Goya retrató a Carabanchel en alguno de sus lienzos rememorando las conocidas fiestas que se celebran todavía en la pradera que durante el Medievo ocuparon las tierras de Iván de Vargas; campos de labor entonces a cuyo cargo estaba el santo varón San isidro, que las cultivaba con amor y también con la ayuda de los ángeles a la par que hacía milagros por doquiera que iba. La Ermita del Santo, también inmortalizada por el genio aragonés,  se yergue aún majestuosa en lo alto de la colina que domina el  Manzanares como un atisbo del cielo, que ya se ve más cercano.  Por encima del río y un poco más allá, el histórico puente de Toledo, construido por Pedro de Ribera y de estilo barroco churrigueresco, por el que paseaban chulapos y modistillas en eternos requiebros y amorosas disputas, une Carabanchel con el centro de la ciudad. Y en la otra orilla, más allá del río pequeño, el estadio Vicente Calderón donde el club Atlético de Madrid proporciona tardes de gloria y también de sufrimiento a sus seguidores, seguramente los mejores hinchas del mundo pues tal es la pasión por sus colores que son dignos de admiración y homenaje aun cuando no se comulgue con su colchonero credo.

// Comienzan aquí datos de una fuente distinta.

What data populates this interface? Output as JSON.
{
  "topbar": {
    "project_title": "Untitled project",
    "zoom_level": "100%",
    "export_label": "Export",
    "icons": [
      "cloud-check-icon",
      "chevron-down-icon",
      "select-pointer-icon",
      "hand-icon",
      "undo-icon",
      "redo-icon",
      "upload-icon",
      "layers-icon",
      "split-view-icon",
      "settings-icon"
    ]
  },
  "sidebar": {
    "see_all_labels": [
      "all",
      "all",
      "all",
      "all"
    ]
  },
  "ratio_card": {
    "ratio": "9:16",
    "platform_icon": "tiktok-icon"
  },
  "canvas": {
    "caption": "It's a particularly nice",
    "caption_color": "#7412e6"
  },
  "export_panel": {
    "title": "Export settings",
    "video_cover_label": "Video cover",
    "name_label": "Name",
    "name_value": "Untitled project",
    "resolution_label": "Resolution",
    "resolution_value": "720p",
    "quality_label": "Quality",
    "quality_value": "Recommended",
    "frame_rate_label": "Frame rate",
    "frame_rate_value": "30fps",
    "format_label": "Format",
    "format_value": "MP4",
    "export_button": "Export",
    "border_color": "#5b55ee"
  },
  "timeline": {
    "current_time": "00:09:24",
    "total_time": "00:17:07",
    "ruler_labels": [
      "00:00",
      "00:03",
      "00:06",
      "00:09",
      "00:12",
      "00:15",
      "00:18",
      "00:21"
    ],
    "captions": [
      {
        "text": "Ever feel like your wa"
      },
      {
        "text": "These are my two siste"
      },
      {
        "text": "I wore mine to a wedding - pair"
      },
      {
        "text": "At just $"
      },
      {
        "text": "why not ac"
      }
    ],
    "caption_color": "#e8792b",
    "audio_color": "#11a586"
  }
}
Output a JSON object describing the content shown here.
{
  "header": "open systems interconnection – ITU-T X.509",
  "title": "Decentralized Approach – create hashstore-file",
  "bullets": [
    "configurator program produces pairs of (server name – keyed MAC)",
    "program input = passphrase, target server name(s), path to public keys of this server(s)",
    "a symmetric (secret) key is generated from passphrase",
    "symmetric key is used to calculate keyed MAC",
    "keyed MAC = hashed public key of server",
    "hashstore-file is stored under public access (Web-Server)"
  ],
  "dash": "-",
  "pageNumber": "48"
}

A mediados del XIX, Carabanchel era una zona elegante donde los nobles y gentes con posibles tenían sus casas y fincas para descanso y solaz. Destacaban entre todas la propiedad que perteneció a la familia de Eugenia de Montijo —prácticamente desaparecida— y, sobre todo, la inmensa finca de Vistalegre, casi del tamaño del Retiro, que fue primero de la Casa Real y luego del Marqués de Salamanca. Es un conjunto de palacios y jardines aún existentes aunque muy deteriorados, pero que reflejan todavía el esplendor de su pasada gloria (actualmente se están restaurando algunas de sus zonas). De ella tomó el nombre la famosa plaza de toros cercana, aquellos “toros de Carabanchel” de las zarzuelas, que hoy  reconstruida y convertida en Palacio de Vistalegre alterna el arte de Cúchares con los conciertos de música moderna y los mítines políticos.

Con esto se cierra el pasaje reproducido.